Entscheidungsstichwort (Thema)
Frage der Umsatzsteuerbarkeit der Veräußerung einer Milchreferenzmenge (Milchquote)
Leitsatz (redaktionell)
1. Die Milchquote bezeichnet eine öffentlich-rechtliche Befugnis, die ihren Inhaber berechtigt, in Höhe der zugeteilten Quote Milch abgabenfrei bei einem Milchverarbeiter anzuliefern. Dieses Recht stellt einen verbrauchbaren Vorteil i.S.d. Umsatzsteuerrechts dar und ist handelbar. Es handelt sich dabei um eine sonstige Leistung gem. § 3 Abs. 9 Satz 1 UStG.

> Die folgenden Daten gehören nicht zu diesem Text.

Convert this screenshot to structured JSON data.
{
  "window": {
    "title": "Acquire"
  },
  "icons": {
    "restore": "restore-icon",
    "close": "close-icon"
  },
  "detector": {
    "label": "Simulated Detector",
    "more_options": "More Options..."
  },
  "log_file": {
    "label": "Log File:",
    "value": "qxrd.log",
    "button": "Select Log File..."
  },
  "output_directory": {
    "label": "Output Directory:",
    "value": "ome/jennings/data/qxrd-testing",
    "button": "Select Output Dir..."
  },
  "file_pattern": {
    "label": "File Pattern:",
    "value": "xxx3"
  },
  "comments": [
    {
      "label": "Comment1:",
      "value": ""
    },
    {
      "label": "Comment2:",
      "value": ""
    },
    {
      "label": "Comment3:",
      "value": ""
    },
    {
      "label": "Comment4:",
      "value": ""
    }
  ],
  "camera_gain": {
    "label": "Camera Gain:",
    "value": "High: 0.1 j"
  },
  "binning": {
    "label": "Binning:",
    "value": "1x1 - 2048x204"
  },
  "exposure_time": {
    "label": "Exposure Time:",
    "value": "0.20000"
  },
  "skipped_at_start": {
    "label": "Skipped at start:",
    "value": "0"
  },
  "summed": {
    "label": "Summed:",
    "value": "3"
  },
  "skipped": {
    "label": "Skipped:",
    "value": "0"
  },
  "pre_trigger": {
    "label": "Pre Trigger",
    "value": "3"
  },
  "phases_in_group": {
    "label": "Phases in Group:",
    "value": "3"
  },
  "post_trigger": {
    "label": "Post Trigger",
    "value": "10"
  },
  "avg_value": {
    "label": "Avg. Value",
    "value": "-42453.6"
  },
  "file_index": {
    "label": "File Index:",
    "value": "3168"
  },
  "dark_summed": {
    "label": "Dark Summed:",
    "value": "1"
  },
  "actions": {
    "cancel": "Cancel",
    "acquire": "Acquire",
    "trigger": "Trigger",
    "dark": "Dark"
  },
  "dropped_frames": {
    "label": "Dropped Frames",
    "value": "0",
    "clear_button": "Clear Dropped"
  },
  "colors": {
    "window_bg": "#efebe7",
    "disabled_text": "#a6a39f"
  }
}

2. Die Veräußerung der Milchquote stellt weder eine Lieferung landwirtschaftlicher Erzeugnisse noch eine landwirtschaftliche Dienstleistung dar, sodass auf die Bemessungsgrundlage § 12 Abs. 1 UStG anzuwenden ist.
Normenkette
UStG § 12 Abs. 1, § 3 Abs. 9 S. 1
Tatbestand
Zwischen den Beteiligten ist strittig, ob die Veräußerung einer Anlieferungs-Referenzmenge für Milch (Milchquote) im Streitjahr 2009 als umsatzsteuerbarer und -pflichtiger, der Regelbesteuerung unterliegender Umsatz zu erfassen ist.
Der Kläger betrieb ursprünglich Milchviehwirtschaft, eine Fotovoltaikanlage und vermietete Ferienwohnungen. Die Umsätze aus der Milchviehhaltung unterwarf er der Durchschnittssatzbesteuerung nach § 24 des Umsatzsteuergesetzes (UStG). Die Umsätze mit der Fotovoltaikanlage und den Ferienwohnungen versteuerte der Kläger mit dem Regelsteuersatz.
Zum 1.4.2006 gründete der Kläger zusammen mit dem Landwirt C E aus S, der ebenfalls Milchvieh hielt, die X GbR (GbR). Gegenstand der GbR war die gemeinsame Bewirtschaftung eines landwirtschaftlichen Betriebs mit den Schwerpunkten Milchviehhaltung, Jungviehaufzucht, Bullenmast und Ackerbau. Der Kläger übernahm als Arbeitsbereich die Jungviehaufzucht, sein Mitgesellschafter, C E, die Milchviehhaltung. Die beiden Gesellschafter überließen der Gesellschaft – neben bestimmten anderen Wirtschaftsgütern und der eigenen Arbeitskraft – unentgeltlich ihre Milchquoten. Die Milchquoten wurden ertragsteuerlich in den Sonderbilanzen der Gesellschafter bei der GbR ausgewiesen. Die GbR unterwarf ihre Umsätze der Durchschnittssatzbesteuerung nach § 24 UStG. Ihre eigenen landwirtschaftlichen Betriebe führten die beiden Gesellschafter jeweils in reduzierter Form fort. Der Kläger betrieb nach eigenen Angaben, wie dem Protokoll des Erörterungstermins vom 14.1.2016 zu entnehmen ist, auf das wegen der Einzelheiten verwiesen wird, in den Jahren 2006 bis 2009 neben der GbR Ackerbau und Jungviehhaltung. In dieser Zeit hielt er nach eigenen Angaben – neben der GbR – aber kein Milchvieh und veräußerte auch keine Milch.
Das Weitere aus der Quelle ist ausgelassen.